Сержант Батьянов оказался веселым и говорливым парнем. Сперва он рассказывал про свой Якутск, а потом перешел на фронтовые истории — тоже уже успел повоевать прошлой зимой.
— Мы сейчас поездом едем. А вот как я в первый раз на фронт попал? Чудная история! Хотите, расскажу? — начал Батьянов, осторожно насыпая махорку в козью ножку.
— Расскажи, делать все равно нечего, — отозвался Сергей, слезая с нар и садясь на патронный ящик у распахнутой двери вагона.
Другие тоже сползались в кружок.
— Ну вот. Дело было в ту зиму. Гонят, значит, наши немцев. От Москвы гонят. А я в ту пору в авиадесантниках служил, мы в Рязани стояли. Прыжки там, строевая, огневая, все как положено. А в январе и нас — на грузовики, везут под Москву на аэродром. Не знаю даже, где тот аэродром, — привезли ночью и сразу по самолетам развели. А в самолетах холодно, стенки алюминиевые промерзли, сидим, зубами постукиваем. Погода плохая: ветер, снег.
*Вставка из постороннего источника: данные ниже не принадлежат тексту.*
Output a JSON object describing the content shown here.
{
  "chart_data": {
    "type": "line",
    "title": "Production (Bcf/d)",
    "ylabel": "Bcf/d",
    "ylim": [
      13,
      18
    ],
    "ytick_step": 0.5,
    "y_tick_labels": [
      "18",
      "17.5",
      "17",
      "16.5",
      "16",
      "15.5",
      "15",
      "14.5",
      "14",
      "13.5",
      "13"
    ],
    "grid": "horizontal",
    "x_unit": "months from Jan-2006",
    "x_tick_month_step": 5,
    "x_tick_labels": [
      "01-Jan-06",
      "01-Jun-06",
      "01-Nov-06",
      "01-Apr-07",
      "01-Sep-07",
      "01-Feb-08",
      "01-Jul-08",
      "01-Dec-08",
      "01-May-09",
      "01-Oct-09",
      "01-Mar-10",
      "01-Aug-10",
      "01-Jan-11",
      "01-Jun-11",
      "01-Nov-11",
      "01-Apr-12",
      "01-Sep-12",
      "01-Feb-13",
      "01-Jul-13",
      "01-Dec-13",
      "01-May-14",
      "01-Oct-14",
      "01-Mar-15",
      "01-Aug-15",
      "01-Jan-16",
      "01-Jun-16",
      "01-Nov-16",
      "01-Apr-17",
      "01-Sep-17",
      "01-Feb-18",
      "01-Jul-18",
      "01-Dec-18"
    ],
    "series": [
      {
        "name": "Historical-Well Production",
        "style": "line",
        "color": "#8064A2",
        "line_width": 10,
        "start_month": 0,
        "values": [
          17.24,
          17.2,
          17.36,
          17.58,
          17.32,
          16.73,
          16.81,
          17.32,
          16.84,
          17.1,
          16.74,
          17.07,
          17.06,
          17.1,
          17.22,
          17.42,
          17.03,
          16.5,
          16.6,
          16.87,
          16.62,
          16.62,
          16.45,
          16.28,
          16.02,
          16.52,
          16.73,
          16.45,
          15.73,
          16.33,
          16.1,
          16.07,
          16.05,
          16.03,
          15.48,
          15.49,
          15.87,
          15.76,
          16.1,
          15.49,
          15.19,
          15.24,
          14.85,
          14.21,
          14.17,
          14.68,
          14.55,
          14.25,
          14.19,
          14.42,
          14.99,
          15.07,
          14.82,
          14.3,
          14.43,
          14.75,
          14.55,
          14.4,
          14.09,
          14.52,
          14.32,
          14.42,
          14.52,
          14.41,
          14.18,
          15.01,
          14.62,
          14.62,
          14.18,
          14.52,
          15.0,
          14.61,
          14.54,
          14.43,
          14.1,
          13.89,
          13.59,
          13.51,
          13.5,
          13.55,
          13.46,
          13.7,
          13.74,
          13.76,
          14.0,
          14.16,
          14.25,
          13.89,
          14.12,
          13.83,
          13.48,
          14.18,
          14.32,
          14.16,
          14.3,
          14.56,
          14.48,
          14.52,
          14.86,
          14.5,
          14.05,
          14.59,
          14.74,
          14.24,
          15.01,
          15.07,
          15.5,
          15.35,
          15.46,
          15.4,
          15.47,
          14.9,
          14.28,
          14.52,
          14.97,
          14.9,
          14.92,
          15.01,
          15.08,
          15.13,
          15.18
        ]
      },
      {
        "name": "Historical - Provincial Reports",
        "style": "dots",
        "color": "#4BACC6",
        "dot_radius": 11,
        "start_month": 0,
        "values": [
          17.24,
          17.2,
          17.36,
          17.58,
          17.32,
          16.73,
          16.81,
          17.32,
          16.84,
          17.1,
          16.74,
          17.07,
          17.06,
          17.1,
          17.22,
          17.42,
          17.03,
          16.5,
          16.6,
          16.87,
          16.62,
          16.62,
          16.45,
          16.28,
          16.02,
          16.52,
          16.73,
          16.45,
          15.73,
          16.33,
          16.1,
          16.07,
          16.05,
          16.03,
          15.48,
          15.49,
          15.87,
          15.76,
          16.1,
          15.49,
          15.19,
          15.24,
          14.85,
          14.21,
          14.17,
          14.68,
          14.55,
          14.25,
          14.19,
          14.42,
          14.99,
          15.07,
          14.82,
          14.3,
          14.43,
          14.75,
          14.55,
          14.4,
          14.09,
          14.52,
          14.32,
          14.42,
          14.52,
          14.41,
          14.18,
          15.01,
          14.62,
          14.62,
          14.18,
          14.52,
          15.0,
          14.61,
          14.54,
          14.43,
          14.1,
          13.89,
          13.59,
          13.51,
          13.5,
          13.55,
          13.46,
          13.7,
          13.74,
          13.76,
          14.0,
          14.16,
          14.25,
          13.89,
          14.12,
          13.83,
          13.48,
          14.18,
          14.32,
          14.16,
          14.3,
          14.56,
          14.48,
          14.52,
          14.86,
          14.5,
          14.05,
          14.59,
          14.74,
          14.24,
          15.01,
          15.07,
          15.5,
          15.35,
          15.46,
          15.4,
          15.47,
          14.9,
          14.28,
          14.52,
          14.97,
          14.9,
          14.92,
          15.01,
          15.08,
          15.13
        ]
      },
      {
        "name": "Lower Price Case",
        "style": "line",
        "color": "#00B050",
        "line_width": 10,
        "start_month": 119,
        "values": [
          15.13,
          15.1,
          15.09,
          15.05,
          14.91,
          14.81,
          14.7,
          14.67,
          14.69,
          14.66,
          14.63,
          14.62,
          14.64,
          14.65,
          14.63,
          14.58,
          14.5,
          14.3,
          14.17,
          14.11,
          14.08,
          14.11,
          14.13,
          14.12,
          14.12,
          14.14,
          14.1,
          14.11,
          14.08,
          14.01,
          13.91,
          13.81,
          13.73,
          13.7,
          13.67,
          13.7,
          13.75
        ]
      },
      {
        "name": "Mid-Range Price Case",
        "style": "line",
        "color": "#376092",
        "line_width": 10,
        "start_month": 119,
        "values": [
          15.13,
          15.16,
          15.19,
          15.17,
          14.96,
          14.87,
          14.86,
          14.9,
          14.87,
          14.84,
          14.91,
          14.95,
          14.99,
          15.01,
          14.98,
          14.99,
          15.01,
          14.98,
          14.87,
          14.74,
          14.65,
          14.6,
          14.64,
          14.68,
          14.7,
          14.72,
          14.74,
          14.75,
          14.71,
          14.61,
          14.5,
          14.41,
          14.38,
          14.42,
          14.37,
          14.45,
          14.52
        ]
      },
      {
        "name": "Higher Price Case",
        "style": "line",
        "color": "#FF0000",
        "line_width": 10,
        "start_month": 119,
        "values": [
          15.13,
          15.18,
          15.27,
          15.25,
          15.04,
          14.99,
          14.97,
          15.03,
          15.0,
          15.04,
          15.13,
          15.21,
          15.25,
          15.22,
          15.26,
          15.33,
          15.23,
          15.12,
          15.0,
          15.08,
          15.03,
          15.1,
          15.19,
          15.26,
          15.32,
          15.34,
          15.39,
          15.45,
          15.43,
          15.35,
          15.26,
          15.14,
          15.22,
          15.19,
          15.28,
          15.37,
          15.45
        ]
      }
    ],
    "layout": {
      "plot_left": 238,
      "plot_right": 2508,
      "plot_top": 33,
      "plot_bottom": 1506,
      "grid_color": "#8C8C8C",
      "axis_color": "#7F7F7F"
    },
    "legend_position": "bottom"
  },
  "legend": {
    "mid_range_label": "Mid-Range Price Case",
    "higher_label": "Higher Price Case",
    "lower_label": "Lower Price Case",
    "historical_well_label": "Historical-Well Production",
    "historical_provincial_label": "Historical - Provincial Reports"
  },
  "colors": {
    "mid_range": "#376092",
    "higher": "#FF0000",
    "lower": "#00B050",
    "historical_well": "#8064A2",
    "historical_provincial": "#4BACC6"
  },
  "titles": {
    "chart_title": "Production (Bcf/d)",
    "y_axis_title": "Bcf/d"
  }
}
— Вас в тыл к немцам? — спросил Сергей.
— Подожди, не перебивай, — отмахнулся от него сержант. — Полетели мы, значит. Самолет трясется, в воздушные ямки ныряет. Летим долго, часа полтора, наверное. Потом сигнал, команда, двери настежь, и мы, голубчики, спускаемся на своих зонтиках. Я так хорошо приладился на стропах, только, посвистывая, звезды считаю. А внизу — земля черная-пречерная. Думаю, только бы на деревья не угодить. Но сел хорошо, на поле, в рыхлый снег. Быстро, как учили, отстегнул парашют, автомат на изготовку и, нагибаясь, осторожненько вперед бегу, к деревне. А уж светать начало: деревня хорошо видна, аккуратненькая такая — избы рядком стоят, трубы печные курятся, палисадники целехонькие, и собаки лают. Я все ближе иду к домам, а сам наблюдаю, нет ли ракеты. Ее наш взводный должен был дать для сбора. Когда совсем к домам подошел, встречаю тетку с коромыслом. Я сразу, опять как учили, в снег и по-пластунски к ней. А у меня балахон белый, на снегу, значит, не видно. Подполз к тетке и говорю: «Немцы где, далеко ли?» Она, видать, напугалась, чуть ведра не бросила. Стоит и смотрит сверху вниз, слова сказать не может. Я ей снова: «Отвечай, говорю». Тетка опомнилась. «А ты чей такой?» — спрашивает. «Как, — говорю, — чей, не видишь, что ли? Немцы где?» — «Где им быть, немцам-то? На фронте они, под Москвой». — «А в деревне нет?» — «Что ты, парень, бог миловал, они к нам в Ярославскую область не дошли». — «Какую такую Ярославскую?» — «Ярославская область у нас одна, — говорит, — а ты откуда, милый, ползешь?»